The Bank of Ghana (BoG) is expected to maintain its benchmark policy rate at 28% during today’s emergency Monetary Policy Committee (MPC) meeting, according to forecasts from Fitch Solutions.
Despite easing inflationary pressures and calls for monetary policy loosening, Fitch’s research arm, affiliated with Fitch Ratings, believes the central bank will hold its position until there is clearer evidence of sustained disinflation.
In March, the BoG surprised markets with a 100-basis-point rate hike, citing lingering inflation risks. However, with inflation dropping to 13.7% in June, the case for a rate cut is building. Ghana now has one of the highest real interest rates in Africa’s frontier markets.

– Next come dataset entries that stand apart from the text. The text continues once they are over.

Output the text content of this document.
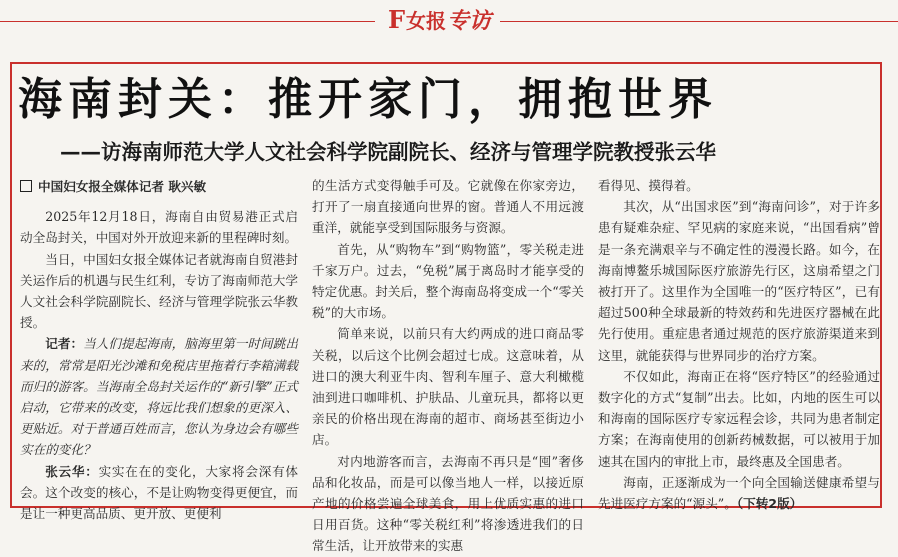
F 女报 专访
海南封关：推开家门，拥抱世界
——访海南师范大学人文社会科学院副院长、经济与管理学院教授张云华
中国妇女报全媒体记者 耿兴敏

2025年12月18日，海南自由贸易港正式启动全岛封关，中国对外开放迎来新的里程碑时刻。

当日，中国妇女报全媒体记者就海南自贸港封关运作后的机遇与民生红利，专访了海南师范大学人文社会科学院副院长、经济与管理学院张云华教授。

记者：当人们提起海南，脑海里第一时间跳出来的，常常是阳光沙滩和免税店里拖着行李箱满载而归的游客。当海南全岛封关运作的“新引擎”正式启动，它带来的改变，将远比我们想象的更深入、更贴近。对于普通百姓而言，您认为身边会有哪些实在的变化？

张云华：实实在在的变化，大家将会深有体会。这个改变的核心，不是让购物变得更便宜，而是让一种更高品质、更开放、更便利

的生活方式变得触手可及。它就像在你家旁边，打开了一扇直接通向世界的窗。普通人不用远渡重洋，就能享受到国际服务与资源。

首先，从“购物车”到“购物篮”，零关税走进千家万户。过去，“免税”属于离岛时才能享受的特定优惠。封关后，整个海南岛将变成一个“零关税”的大市场。

简单来说，以前只有大约两成的进口商品零关税，以后这个比例会超过七成。这意味着，从进口的澳大利亚牛肉、智利车厘子、意大利橄榄油到进口咖啡机、护肤品、儿童玩具，都将以更亲民的价格出现在海南的超市、商场甚至街边小店。

对内地游客而言，去海南不再只是“囤”奢侈品和化妆品，而是可以像当地人一样，以接近原产地的价格尝遍全球美食，用上优质实惠的进口日用百货。这种“零关税红利”将渗透进我们的日常生活，让开放带来的实惠

看得见、摸得着。

其次，从“出国求医”到“海南问诊”，对于许多患有疑难杂症、罕见病的家庭来说，“出国看病”曾是一条充满艰辛与不确定性的漫漫长路。如今，在海南博鳌乐城国际医疗旅游先行区，这扇希望之门被打开了。这里作为全国唯一的“医疗特区”，已有超过500种全球最新的特效药和先进医疗器械在此先行使用。重症患者通过规范的医疗旅游渠道来到这里，就能获得与世界同步的治疗方案。

不仅如此，海南正在将“医疗特区”的经验通过数字化的方式“复制”出去。比如，内地的医生可以和海南的国际医疗专家远程会诊，共同为患者制定方案；在海南使用的创新药械数据，可以被用于加速其在国内的审批上市，最终惠及全国患者。

海南，正逐渐成为一个向全国输送健康希望与先进医疗方案的“源头”。（下转2版）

Fitch suggests that if inflation and macroeconomic trends continue to improve, the BoG could begin cutting rates by September 2025, potentially bringing the rate down to 24–25% by year-end, slightly below Fitch’s current forecast of 26%.

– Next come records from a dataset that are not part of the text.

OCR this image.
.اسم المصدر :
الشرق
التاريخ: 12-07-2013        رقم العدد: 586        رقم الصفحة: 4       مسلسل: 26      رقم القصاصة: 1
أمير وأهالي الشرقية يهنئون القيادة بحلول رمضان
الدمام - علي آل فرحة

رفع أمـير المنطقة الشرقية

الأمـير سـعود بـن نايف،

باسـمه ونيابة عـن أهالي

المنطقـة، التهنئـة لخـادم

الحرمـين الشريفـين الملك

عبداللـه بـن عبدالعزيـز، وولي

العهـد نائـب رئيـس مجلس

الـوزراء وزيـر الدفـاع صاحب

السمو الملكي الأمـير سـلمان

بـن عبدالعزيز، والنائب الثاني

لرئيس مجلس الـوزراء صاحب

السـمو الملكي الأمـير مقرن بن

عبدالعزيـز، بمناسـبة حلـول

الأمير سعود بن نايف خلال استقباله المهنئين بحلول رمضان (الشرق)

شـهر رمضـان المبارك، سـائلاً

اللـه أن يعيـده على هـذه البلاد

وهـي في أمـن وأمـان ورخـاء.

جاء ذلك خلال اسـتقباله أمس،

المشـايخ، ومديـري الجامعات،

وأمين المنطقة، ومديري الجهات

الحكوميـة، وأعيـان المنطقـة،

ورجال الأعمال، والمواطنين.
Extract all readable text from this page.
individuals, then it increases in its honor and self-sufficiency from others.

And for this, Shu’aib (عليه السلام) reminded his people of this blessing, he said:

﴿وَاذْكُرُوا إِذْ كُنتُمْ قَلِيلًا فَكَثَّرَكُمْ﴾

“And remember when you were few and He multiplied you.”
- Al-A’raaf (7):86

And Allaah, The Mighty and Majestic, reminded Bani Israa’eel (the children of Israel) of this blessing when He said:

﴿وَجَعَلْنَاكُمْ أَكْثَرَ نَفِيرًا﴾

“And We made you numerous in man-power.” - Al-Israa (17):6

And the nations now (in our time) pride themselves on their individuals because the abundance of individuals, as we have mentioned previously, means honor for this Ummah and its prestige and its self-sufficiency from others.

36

The ongoing decline in inflation has been supported by a stable cedi and strong external sector performance. The local currency has held steady since May, thanks in part to a rise in international reserves, which hit $7.9 billion in April, covering nearly four months of imports.
This reserve growth is driven by increased gold export revenues and rising global gold prices, as demand surges amid global geopolitical uncertainties.
The BoG’s decision today will be closely watched by investors, businesses, and policymakers looking for signs of a shift in Ghana’s tight monetary policy stance.